Die Erwerbsanreize sind mit dem neuen Pensionskontorecht sehr hoch. Nun muss noch der Arbeitsmarkt so reformiert werden, dass es genügend altersgerechte Arbeitsplätze gibt. Mit einem Bonus-Malussystem sollen die Unternehmen dazu gebracht werden, mehr Menschenc über 55 zu beschäftigten. Es muss gelingen, die Beschäftigungsquote der älteren ArbeitnehmerInnen zu erhöhen, ohne dass dadurch die Arbeitslosigkeit ansteigt.

Wenn man später in Pension geht, hat das erhebliche Auswirkungen auf die Pensionshöhe. Die Pensionshöhe steigt pro Jahr des verschobenen Pensionsantritts um ca. 8%. Wer also mit 65 Jahren statt mit 62 in Pension geht, hat eine Pension, die ca. um ein Viertel höher ist.

Behauptung: Mit der Einführung des Pensionskontos werden viele eine böse Überraschung erleben. Die Menschen werden sehen, dass sie nur geringe Pensionen zu erwarten haben.

Faktencheck:  2014 wird für die Versicherten ab Jahrgang 1955 bei der Pensionsversicherung ein Pensionskonto eingerichtet, das den Pensionsanspruch zeigt, den man schon erworben hat.

Auf dem Pensionskonto ist immer der Anspruch auf die Bruttopension angeführt. Der Pensionsanspruch wird aufgrund einer einfachen Formel ermittelt: Pro Versicherungsjahr erwirbt man einen Pensionsanspruch von 1,78% des Einkommens in diesem Jahr.

Beispiel

Wenn man beispielsweise in einem Jahr 2000 EUR monatlich verdient, erwirbt man dadurch in diesem Jahr einen monatlichen Pensionsanspruch von 35,6 EUR (1,78% von 2.000 EUR). Würde man 40 Jahre 2.000 EUR verdienen, erwirbt man einen monatlichen Pensionsanspruch von 1.424 EUR.
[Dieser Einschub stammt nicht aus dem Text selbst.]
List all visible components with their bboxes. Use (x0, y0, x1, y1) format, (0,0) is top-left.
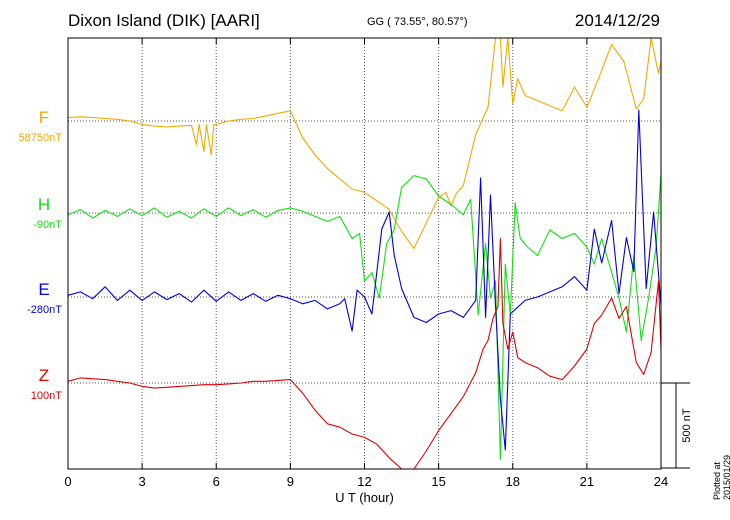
channel-label-f: F (39, 108, 49, 127)
channel-labels: F 58750nT H -90nT E -280nT Z 100nT (19, 108, 63, 402)
x-tick-label: 24 (654, 474, 668, 489)
series-layer (67, 37, 662, 470)
x-tick-label: 18 (506, 474, 520, 489)
chart-date: 2014/12/29 (574, 11, 660, 30)
x-tick-label: 12 (357, 474, 371, 489)
scale-bar: 500 nT (661, 382, 693, 469)
plotted-at-note: Plotted at 2015/01/29 01:30 UT (712, 454, 730, 500)
series-line-h (67, 173, 662, 461)
x-tick-label: 9 (287, 474, 294, 489)
channel-label-e: E (38, 280, 49, 299)
x-tick-label: 6 (213, 474, 220, 489)
series-line-e (67, 109, 662, 451)
channel-label-z: Z (39, 366, 49, 385)
x-tick-label: 0 (64, 474, 71, 489)
channel-baseline-e: -280nT (27, 304, 62, 316)
channel-label-h: H (38, 195, 50, 214)
series-line-f (67, 37, 662, 250)
grid-lines (68, 38, 661, 469)
x-axis-title: U T (hour) (335, 490, 394, 505)
station-coords: GG ( 73.55°, 80.57°) (367, 16, 468, 28)
channel-baseline-h: -90nT (33, 219, 62, 231)
station-title: Dixon Island (DIK) [AARI] (68, 11, 260, 30)
channel-baseline-f: 58750nT (19, 132, 63, 144)
x-tick-label: 15 (431, 474, 445, 489)
x-tick-label: 21 (580, 474, 594, 489)
series-line-z (67, 237, 662, 470)
x-axis: 0 3 6 9 12 15 18 21 24 U T (hour) (64, 38, 668, 505)
scale-bar-label: 500 nT (681, 408, 693, 443)
channel-baseline-z: 100nT (31, 390, 62, 402)
x-tick-label: 3 (139, 474, 146, 489)
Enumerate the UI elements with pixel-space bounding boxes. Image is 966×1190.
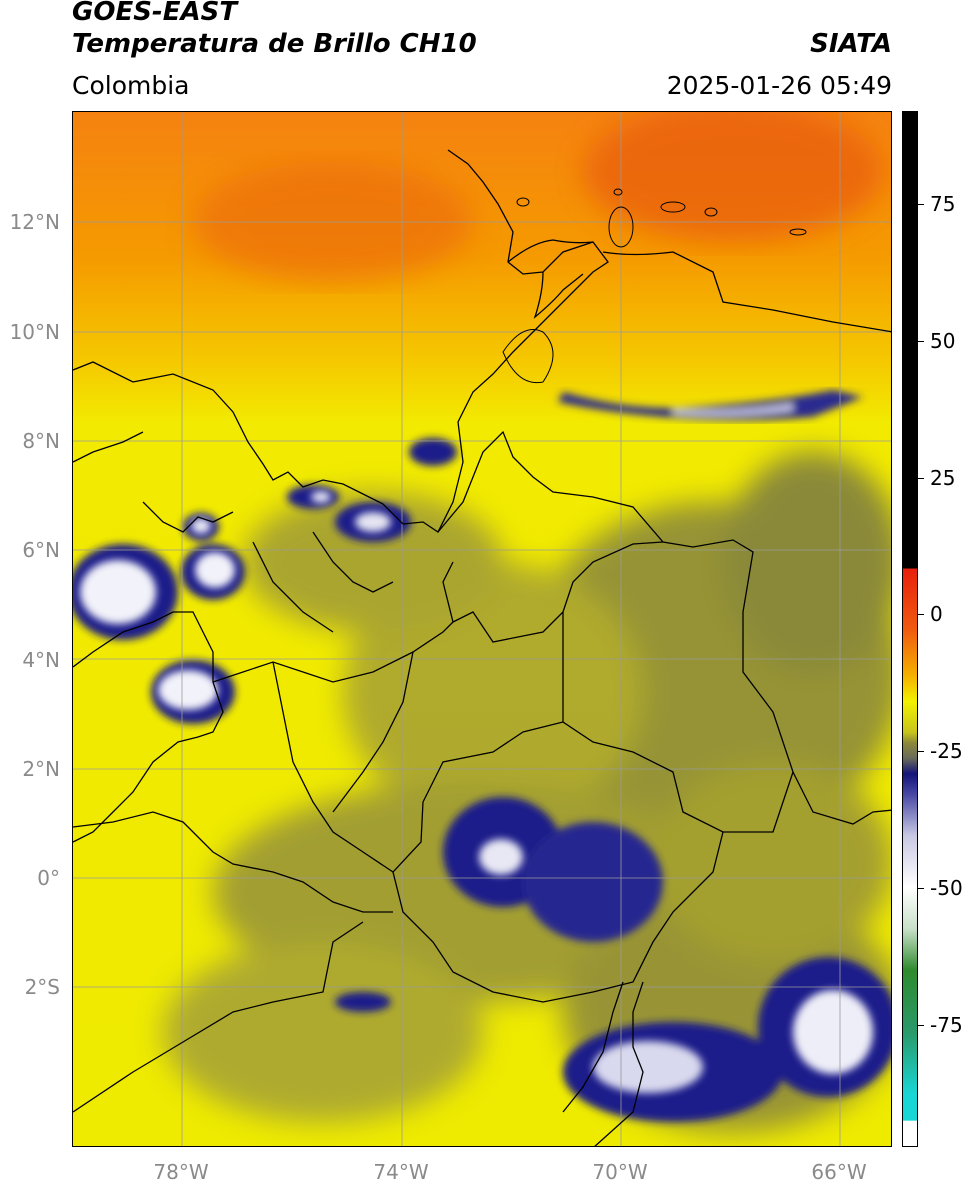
colorbar-tick [918,478,924,479]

Das Pensionskonto wird den Menschen ihren jeweiligen (Brutto)Pensionsanspruch zeigen, der bereits erworben wurde. Wenn jemand erst wenige Versicherungsjahre hat, ist die bereits erworbene Pension logischerweise noch gering. Man muss also bedenken, dass der Anspruch durch jedes zusätzliche Versicherungsjahr weiter anwächst.

Das Pensionskonto stabilisiert das öffentliche System. Künftige Regierungen werden sich hüten, rückwirkend in die erworbenen Ansprüche der Versicherten einzugreifen. Das würden alle durch eine Verschlechterung ihres Pensionsanspruches am Pensionskonto sofort merken.